Going forward, Glencore may face some headwinds, as central banks seem determined to raise interest rates aggressively in an effort to restore inflation to normal levels. Higher interest rates and lower inflation are likely to take their toll on commodity prices. However, the prices of coal and LNG are likely to remain elevated for the foreseeable future due to the energy crisis caused by the ongoing war in Ukraine. As the markets of coal and LNG are extremely tight, these two products are likely to provide a strong buffer to the results of Glencore in the upcoming quarters. This is a testament to the merits of the highly diversified business model of Glencore.
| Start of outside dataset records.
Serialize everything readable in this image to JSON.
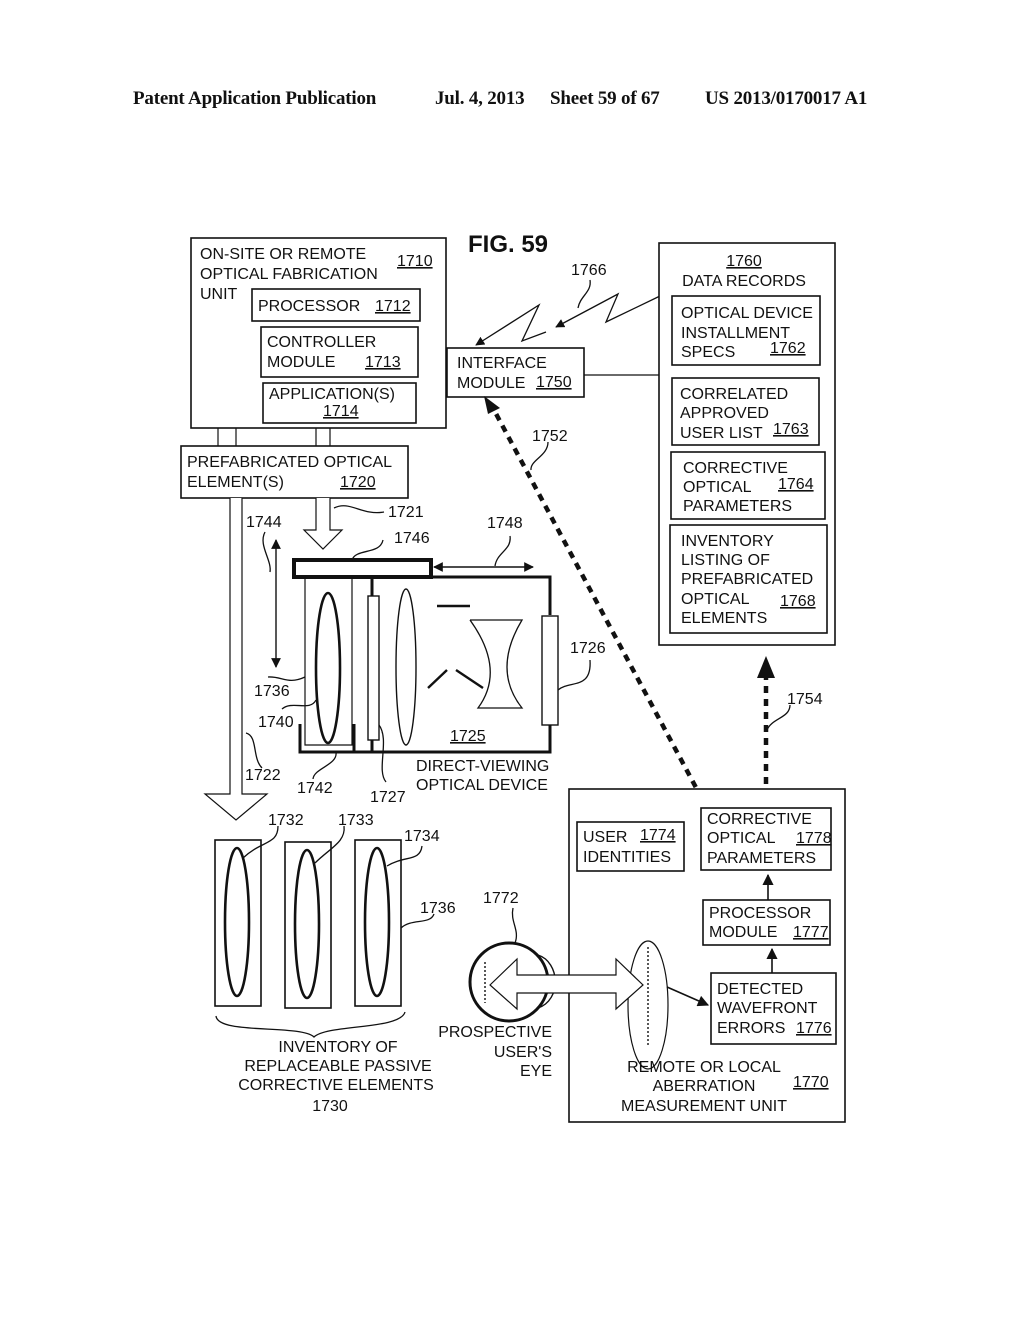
{
  "header": {
    "publication": "Patent Application Publication",
    "date": "Jul. 4, 2013",
    "sheet": "Sheet 59 of 67",
    "number": "US 2013/0170017 A1"
  },
  "figure": {
    "title": "FIG. 59"
  },
  "fabrication_unit": {
    "lines": [
      "ON-SITE OR REMOTE",
      "OPTICAL FABRICATION",
      "UNIT"
    ],
    "ref": "1710",
    "processor": {
      "label": "PROCESSOR",
      "ref": "1712"
    },
    "controller": {
      "lines": [
        "CONTROLLER",
        "MODULE"
      ],
      "ref": "1713"
    },
    "applications": {
      "label": "APPLICATION(S)",
      "ref": "1714"
    }
  },
  "interface_module": {
    "lines": [
      "INTERFACE",
      "MODULE"
    ],
    "ref": "1750"
  },
  "data_records": {
    "ref": "1760",
    "title": "DATA RECORDS",
    "items": [
      {
        "lines": [
          "OPTICAL DEVICE",
          "INSTALLMENT",
          "SPECS"
        ],
        "ref": "1762"
      },
      {
        "lines": [
          "CORRELATED",
          "APPROVED",
          "USER LIST"
        ],
        "ref": "1763"
      },
      {
        "lines": [
          "CORRECTIVE",
          "OPTICAL",
          "PARAMETERS"
        ],
        "ref": "1764"
      },
      {
        "lines": [
          "INVENTORY",
          "LISTING OF",
          "PREFABRICATED",
          "OPTICAL",
          "ELEMENTS"
        ],
        "ref": "1768"
      }
    ]
  },
  "prefab_elements": {
    "lines": [
      "PREFABRICATED OPTICAL",
      "ELEMENT(S)"
    ],
    "ref": "1720"
  },
  "device": {
    "ref": "1725",
    "lines": [
      "DIRECT-VIEWING",
      "OPTICAL DEVICE"
    ]
  },
  "inventory": {
    "lines": [
      "INVENTORY OF",
      "REPLACEABLE PASSIVE",
      "CORRECTIVE ELEMENTS"
    ],
    "ref": "1730"
  },
  "eye": {
    "lines": [
      "PROSPECTIVE",
      "USER'S",
      "EYE"
    ],
    "ref": "1772"
  },
  "measurement_unit": {
    "lines": [
      "REMOTE OR LOCAL",
      "ABERRATION",
      "MEASUREMENT UNIT"
    ],
    "ref": "1770",
    "user_identities": {
      "lines": [
        "USER",
        "IDENTITIES"
      ],
      "ref": "1774"
    },
    "corrective_params": {
      "lines": [
        "CORRECTIVE",
        "OPTICAL",
        "PARAMETERS"
      ],
      "ref": "1778"
    },
    "processor": {
      "lines": [
        "PROCESSOR",
        "MODULE"
      ],
      "ref": "1777"
    },
    "wavefront": {
      "lines": [
        "DETECTED",
        "WAVEFRONT",
        "ERRORS"
      ],
      "ref": "1776"
    }
  },
  "callouts": {
    "c1721": "1721",
    "c1722": "1722",
    "c1726": "1726",
    "c1727": "1727",
    "c1732": "1732",
    "c1733": "1733",
    "c1734": "1734",
    "c1736a": "1736",
    "c1736b": "1736",
    "c1740": "1740",
    "c1742": "1742",
    "c1744": "1744",
    "c1746": "1746",
    "c1748": "1748",
    "c1752": "1752",
    "c1754": "1754",
    "c1766": "1766"
  }
}
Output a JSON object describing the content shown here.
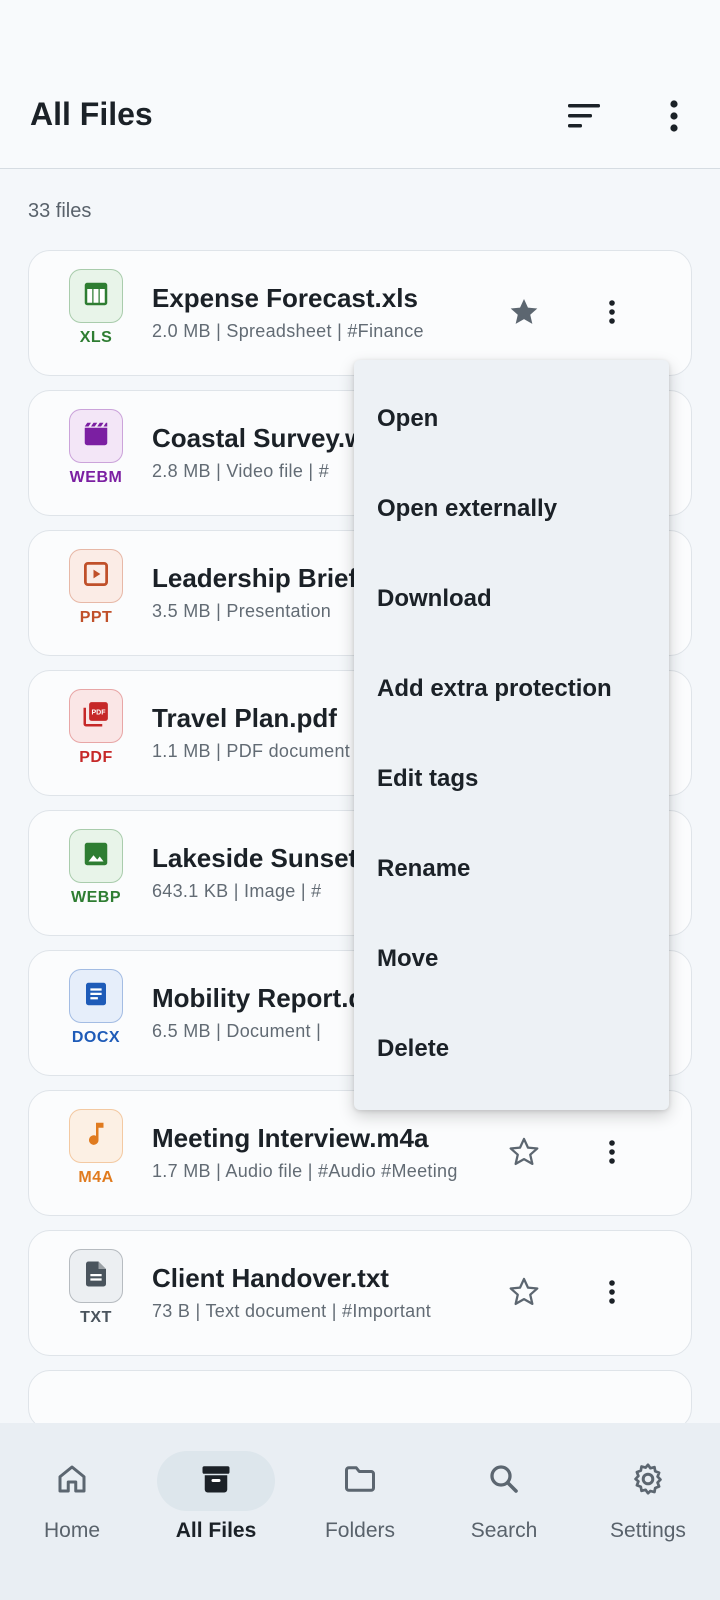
{
  "header": {
    "title": "All Files"
  },
  "summary": {
    "count": "33 files"
  },
  "files": [
    {
      "name": "Expense Forecast.xls",
      "meta": "2.0 MB | Spreadsheet | #Finance",
      "type": "XLS",
      "icon": "spreadsheet-icon",
      "color": "#2e7d32",
      "bg": "#e8f4e9",
      "starred": true
    },
    {
      "name": "Coastal Survey.webm",
      "meta": "2.8 MB | Video file | #",
      "type": "WEBM",
      "icon": "video-icon",
      "color": "#7b1fa2",
      "bg": "#f3e6f7",
      "starred": false
    },
    {
      "name": "Leadership Brief",
      "meta": "3.5 MB | Presentation",
      "type": "PPT",
      "icon": "presentation-icon",
      "color": "#c0502a",
      "bg": "#fbece6",
      "starred": false
    },
    {
      "name": "Travel Plan.pdf",
      "meta": "1.1 MB | PDF document",
      "type": "PDF",
      "icon": "pdf-icon",
      "color": "#c62828",
      "bg": "#fae6e6",
      "starred": false
    },
    {
      "name": "Lakeside Sunset",
      "meta": "643.1 KB | Image | #",
      "type": "WEBP",
      "icon": "image-icon",
      "color": "#2e7d32",
      "bg": "#e8f4e9",
      "starred": false
    },
    {
      "name": "Mobility Report.d",
      "meta": "6.5 MB | Document |",
      "type": "DOCX",
      "icon": "document-icon",
      "color": "#1e5bb8",
      "bg": "#e6eefa",
      "starred": false
    },
    {
      "name": "Meeting Interview.m4a",
      "meta": "1.7 MB | Audio file | #Audio  #Meeting",
      "type": "M4A",
      "icon": "music-note-icon",
      "color": "#e07b1f",
      "bg": "#fcf0e4",
      "starred": false
    },
    {
      "name": "Client Handover.txt",
      "meta": "73 B | Text document | #Important",
      "type": "TXT",
      "icon": "text-file-icon",
      "color": "#4a545d",
      "bg": "#eceff2",
      "starred": false
    }
  ],
  "menu": {
    "items": [
      "Open",
      "Open externally",
      "Download",
      "Add extra protection",
      "Edit tags",
      "Rename",
      "Move",
      "Delete"
    ]
  },
  "nav": {
    "items": [
      {
        "label": "Home",
        "icon": "home-icon",
        "active": false
      },
      {
        "label": "All Files",
        "icon": "archive-icon",
        "active": true
      },
      {
        "label": "Folders",
        "icon": "folder-icon",
        "active": false
      },
      {
        "label": "Search",
        "icon": "search-icon",
        "active": false
      },
      {
        "label": "Settings",
        "icon": "gear-icon",
        "active": false
      }
    ]
  }
}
Finally, Glencore is viewed by some investors as exposed to the ongoing shift from fossil fuels to clean energy sources. However, the current energy crisis has proved that the potential of renewable energy sources is limited so far. Moreover, Glencore has performed excessive investments in key transition metals, such as copper, cobalt and nickel. Given also the promising prospects of its LNG business, the company seems to be well positioned for the transition of the global energy market.
Glencore is currently offering an exceptionally high dividend yield of 4.9%. However, investors should not view Glencore as a reliable dividend stock due to the high cyclicality of commodity prices. In the severe downturn of commodity prices in 2015, the company cut its dividend by 47%. Nevertheless, Glencore is the most diversified producer of commodities that investors can find in the investing universe.
Fresnillo (FNLPF) is a leading producer of precious metals in Mexico. Its flagship mine has been in operation for nearly 500 years. Although the company in its current form has a history of more than a century, it became a listed company in London in 2008. Fresnillo has proven expertise in the mining value chain, from exploration through to mine development and operation.
Fresnillo has high-quality assets, with a long lifetime. Its reserves include 2.3 billion ounces of silver and 39 million ounces of gold. The company also has a rock-solid balance sheet, with a negligible amount of debt. A strong balance sheet is paramount in this highly cyclical business, as the indebted companies suffer during the downturns of commodity prices.
Fresnillo is currently facing some business headwinds. In the first half of the year, the company posted a 13% decrease in its revenue and a 53% decrease in its EPS, primarily due to lower gold volumes, but also due to lower silver prices. The production of gold slumped 28% over the prior year’s period due to a decrease in the volume of ore processed and lower ore grades at Herradura and Saucito. On the bright side, the company has a promising pipeline of growth projects, which have just come online and thus they are expected to begin generating material cash flows.
Fresnillo is currently offering a dividend yield of 3.2%, which seems attractive on the surface. However, investors should be aware that the dividend record of Fresnillo has been extremely volatile, with many dividend reductions, including an 83% dividend cut in 2014. Thanks to its rock-solid balance sheet, Fresnillo is an ideal stock to purchase during a downturn of the prices of gold and silver.
The above three silver stocks are thriving in the current environment, which is characterized by high inflation and above-average prices of precious metals. As long as inflation remains high, these stocks are likely to keep generating growth and paying solid dividends to shareholders.